Joe Knisley, pharmacist at West Towne Pharmacy on West Market Street in Johnson City, Tennessee is one pharmacist who says he’s not going to carry it.

"I’m just morally opposed to it," Knisley told the Times News. "I feel strongly about the sanctity of human life, and I think this is diametrically opposed to that. I just don’t feel comfortable in stocking a medicine when I know what it’s going to be used for. Therefore we will not carry it."

Meanwhile, Dawn Fields, a pharmacy technician at Walgreens in Kingsport, Tennessee, says she’s concerned about her job if she refuses to dispense the Plan B drug.

"I don’t agree with it myself, but if they (customers) want it and we have it, Walgreens would probably frown on us if we didn’t sell it," she said.

"I don’t agree with abortions in any sense. I mean, it’s a kid. At least give it a chance," Fields added.

Fields, who is pregnant, is worried because pharmacists at a Walgreens in Illinois have been fired for refusing to dispense the drug there. They have sued the company and the state of Illinois where Gov. Rod Blagojevich put in place a rule forcing pharmacists to dispense the drug.

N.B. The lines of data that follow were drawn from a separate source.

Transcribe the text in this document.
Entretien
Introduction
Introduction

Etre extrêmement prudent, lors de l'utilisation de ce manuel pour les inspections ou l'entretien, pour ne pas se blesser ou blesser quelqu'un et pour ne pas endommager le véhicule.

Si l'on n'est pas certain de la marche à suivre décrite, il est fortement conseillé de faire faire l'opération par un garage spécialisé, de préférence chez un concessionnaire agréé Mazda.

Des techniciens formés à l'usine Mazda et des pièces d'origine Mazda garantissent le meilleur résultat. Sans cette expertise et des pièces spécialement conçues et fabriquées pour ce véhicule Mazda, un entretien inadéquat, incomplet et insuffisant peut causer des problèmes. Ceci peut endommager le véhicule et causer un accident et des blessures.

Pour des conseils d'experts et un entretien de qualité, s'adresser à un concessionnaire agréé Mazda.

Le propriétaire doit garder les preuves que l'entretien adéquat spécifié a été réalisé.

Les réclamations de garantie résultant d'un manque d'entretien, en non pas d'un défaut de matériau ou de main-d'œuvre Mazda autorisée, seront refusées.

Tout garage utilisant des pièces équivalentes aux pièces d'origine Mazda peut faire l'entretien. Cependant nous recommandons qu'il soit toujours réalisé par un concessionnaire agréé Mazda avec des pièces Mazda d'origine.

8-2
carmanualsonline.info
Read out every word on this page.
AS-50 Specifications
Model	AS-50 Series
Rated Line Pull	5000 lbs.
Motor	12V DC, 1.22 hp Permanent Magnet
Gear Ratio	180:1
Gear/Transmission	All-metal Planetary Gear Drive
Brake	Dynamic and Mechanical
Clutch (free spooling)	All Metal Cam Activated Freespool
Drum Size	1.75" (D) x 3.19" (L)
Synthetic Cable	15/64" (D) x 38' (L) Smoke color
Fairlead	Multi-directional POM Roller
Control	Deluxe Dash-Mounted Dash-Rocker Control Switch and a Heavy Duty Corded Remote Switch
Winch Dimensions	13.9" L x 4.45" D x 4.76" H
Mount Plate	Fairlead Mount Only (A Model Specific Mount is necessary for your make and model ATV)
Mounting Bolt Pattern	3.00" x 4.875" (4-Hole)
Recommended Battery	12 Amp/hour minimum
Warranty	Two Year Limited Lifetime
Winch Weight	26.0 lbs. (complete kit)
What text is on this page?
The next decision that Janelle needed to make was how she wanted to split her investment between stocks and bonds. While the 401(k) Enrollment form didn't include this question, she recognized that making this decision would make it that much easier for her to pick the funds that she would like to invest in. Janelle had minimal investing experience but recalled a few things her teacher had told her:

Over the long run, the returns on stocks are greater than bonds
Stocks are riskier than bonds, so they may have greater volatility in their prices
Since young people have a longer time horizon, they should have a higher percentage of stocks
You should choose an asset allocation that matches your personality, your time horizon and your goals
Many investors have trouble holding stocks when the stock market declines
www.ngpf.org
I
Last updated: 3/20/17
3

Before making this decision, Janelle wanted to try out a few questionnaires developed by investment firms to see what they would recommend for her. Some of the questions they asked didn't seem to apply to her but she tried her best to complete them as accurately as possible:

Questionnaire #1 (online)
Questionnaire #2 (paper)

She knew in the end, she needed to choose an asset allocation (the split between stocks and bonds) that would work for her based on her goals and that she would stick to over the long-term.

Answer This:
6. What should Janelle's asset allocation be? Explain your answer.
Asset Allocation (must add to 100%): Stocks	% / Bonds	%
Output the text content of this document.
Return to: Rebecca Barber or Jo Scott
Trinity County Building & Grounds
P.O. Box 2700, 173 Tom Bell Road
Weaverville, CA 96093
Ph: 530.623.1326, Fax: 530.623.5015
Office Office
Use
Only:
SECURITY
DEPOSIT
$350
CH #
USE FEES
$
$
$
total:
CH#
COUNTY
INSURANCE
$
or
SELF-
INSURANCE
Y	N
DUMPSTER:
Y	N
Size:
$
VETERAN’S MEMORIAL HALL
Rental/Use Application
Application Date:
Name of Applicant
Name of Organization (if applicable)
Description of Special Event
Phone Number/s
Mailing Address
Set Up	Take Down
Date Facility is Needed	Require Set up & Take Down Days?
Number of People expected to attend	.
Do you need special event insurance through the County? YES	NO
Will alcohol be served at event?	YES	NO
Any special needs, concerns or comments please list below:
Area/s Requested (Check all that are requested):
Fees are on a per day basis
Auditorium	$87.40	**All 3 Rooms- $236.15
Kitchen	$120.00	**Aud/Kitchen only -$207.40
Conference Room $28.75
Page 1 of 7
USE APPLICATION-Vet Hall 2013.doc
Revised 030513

Whether there will be sufficient demand for the drug is another question.

Barry Walton, pharmacist at Mac’s Medicine Mart in Johnson City, Tennessee, said he carried the drug when it was prescription-only and that his store lost money because so few people bought them.

"What I had went out of date without any demand for it. Now if it’s going to be over-the-counter, we might stock one. But it’s not going to be a huge display," Walton told the newspaper.

On August 23, the FDA announced its decision to make Plan B available over the counter without a prescription.

Though teenagers will still need to get a prescription to use it, pro-life groups are worried that a teen’s parents, siblings or older friends will purchase the drug for them to use.

Because of the change to over the counter status, insurance plans will no longer cover the morning after pill unless the consumer first gets a prescription from a doctor.

Arkansas, Georgia, Mississippi, and South Dakota have laws that specifically allow pharmacists to refuse to dispense drugs like the morning after pill and other state legislatures may consider similar conscience clauses next year.

Some companies, like Wal-Mart, may be forced to examine their corporate policies, though the largest retailer already has a "conscientious objection policy" to allow pharmacists to refer customers to someone else if they don’t want to be involved in selling the morning after pill.

Marcia Greenberger, copresident of the pro-abortion National Women’s Law Center, says her group is concerned that pharmacists will want to opt-out of selling the drugs.

Groups like hers may push for more laws like those in California and Illinois that force pharmacists to dispense all drugs, even those that violate their moral beliefs.

Pro-abortion groups claim the Plan B drug will reduce the number of abortions, but a Utah doctor who was a member of a Food and Drug Administration’s advisory panel says that’s not the case. He also indicated that the Plan B drug can work as an abortion agent in certain circumstances.

Dr. Joseph Stanford, associate professor of family and preventative medicine at the University of Utah School of Medicine, said the morning after pill won’t be as effective as its maker claims.

He told the Deseret News that studies he and fellow researchers have done show a lower effectiveness rate than the 89 percent Barr Laboratories claims.

"We did more a precise meta-analysis that shows it’s effective only 72 percent of the time, and even that number is optimistic," he indicated.

He also told the newspaper that studies from Europe, China and the United States show that the morning after pill does not reduce abortions. In fact, new abortion figures in England and Scotland show that abortions have reached their highest point ever despite over the counter sales of Plan B.

"In all cases, they found there was no effect on abortion rates and unintended pregnancy rates," he says.

Meanwhile, abortion advocates have filed a lawsuit seeking to get the courts to allow the morning after pill to be sold to them as well.